The thirst for adventure has always been in my blood. I knew that the world is mine for the taking. The need to go somewhere interesting, meet important people and do another check-off-my-bucketlist activity are some things that were just around the corner for me to do and explore.
My ever-so handsome matinee-idol-looking dad must had a coronary busted when his 9-year old asked him an age old question of what was out there beyond the comfort bubble he created for me, for us – his family.
Growing up, I am a hundred percent sure I gave both my parents a lot of first degree wrinkles especially when i adamantly gave off warning signs of seeing the world beyond our small town. I was dreaming of a world not made of savages and kings but of a world of chess board like games and power plays, of deception and war flits.

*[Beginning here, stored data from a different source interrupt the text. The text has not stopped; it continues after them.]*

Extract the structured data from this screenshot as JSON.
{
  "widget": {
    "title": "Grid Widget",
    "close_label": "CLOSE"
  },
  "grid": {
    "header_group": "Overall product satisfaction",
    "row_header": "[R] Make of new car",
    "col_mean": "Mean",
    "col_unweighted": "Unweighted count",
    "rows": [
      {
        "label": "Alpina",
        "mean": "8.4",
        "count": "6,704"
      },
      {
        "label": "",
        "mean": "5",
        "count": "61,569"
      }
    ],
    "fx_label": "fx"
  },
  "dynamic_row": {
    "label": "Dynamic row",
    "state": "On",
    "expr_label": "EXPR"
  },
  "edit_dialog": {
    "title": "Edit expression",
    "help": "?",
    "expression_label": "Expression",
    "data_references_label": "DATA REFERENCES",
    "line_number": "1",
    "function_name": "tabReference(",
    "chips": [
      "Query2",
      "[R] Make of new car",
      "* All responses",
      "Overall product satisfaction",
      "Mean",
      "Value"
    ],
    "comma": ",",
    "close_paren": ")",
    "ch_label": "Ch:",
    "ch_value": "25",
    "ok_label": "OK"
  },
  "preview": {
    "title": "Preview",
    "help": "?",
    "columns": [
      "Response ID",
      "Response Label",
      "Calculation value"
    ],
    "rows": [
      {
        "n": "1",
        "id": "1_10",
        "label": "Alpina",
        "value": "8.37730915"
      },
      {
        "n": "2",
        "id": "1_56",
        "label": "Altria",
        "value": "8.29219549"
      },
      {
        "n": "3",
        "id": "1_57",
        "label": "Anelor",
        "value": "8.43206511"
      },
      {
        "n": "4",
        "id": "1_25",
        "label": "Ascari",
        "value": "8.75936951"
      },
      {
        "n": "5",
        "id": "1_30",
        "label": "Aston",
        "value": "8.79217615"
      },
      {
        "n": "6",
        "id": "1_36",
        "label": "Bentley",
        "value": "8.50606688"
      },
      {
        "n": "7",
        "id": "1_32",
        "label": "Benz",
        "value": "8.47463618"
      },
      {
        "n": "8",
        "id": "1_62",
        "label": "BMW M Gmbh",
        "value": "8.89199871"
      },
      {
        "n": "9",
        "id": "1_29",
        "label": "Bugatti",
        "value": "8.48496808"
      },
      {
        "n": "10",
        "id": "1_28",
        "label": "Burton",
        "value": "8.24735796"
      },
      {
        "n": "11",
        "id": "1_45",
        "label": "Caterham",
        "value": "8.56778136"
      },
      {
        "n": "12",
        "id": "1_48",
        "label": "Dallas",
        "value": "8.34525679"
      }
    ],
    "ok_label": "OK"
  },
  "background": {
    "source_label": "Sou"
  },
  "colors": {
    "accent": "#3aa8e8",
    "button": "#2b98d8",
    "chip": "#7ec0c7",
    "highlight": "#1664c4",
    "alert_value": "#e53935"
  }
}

Who does that anyway? Can a seemingly old soul child think of such predicaments?
Nevertheless, the idea of staying in one place did not ever cross my mind. If it did so, well, then let us just say I shoved it back to the imaginary safety deposit box where it came from primarily because uniformity gave me symptoms of cleithrophobia.
I wanted to see the world through the shape of my cheval glass. Do things differently. Show the world that island girls can break impossibilities too.
Obviously so, my idea of forever has always been that of a certain Ivy League diploma hanging on my off-white painted office wall with the happy faces of my family and inner circle sitting proudly on the console table beneath the famous frame.
Remembering all those Sleepless nights, ditching plans with friends on certain weekends, and family members not knowing where I was while i had been living on suitcases and world maps were part of my reading list. These were all done to ensure a preferred opportunity would land on my lap on a silver platter in a not distant future.
15 years after my high school graduation, everything I knew I wanted was right in front of me. Each one of them were within hand’s reach. Perspicuously, I knew exactly where and what I was supposed to be.
Everything. Mine. All of it. I was happy. I am happy. Am I really happy? Everything. Mine.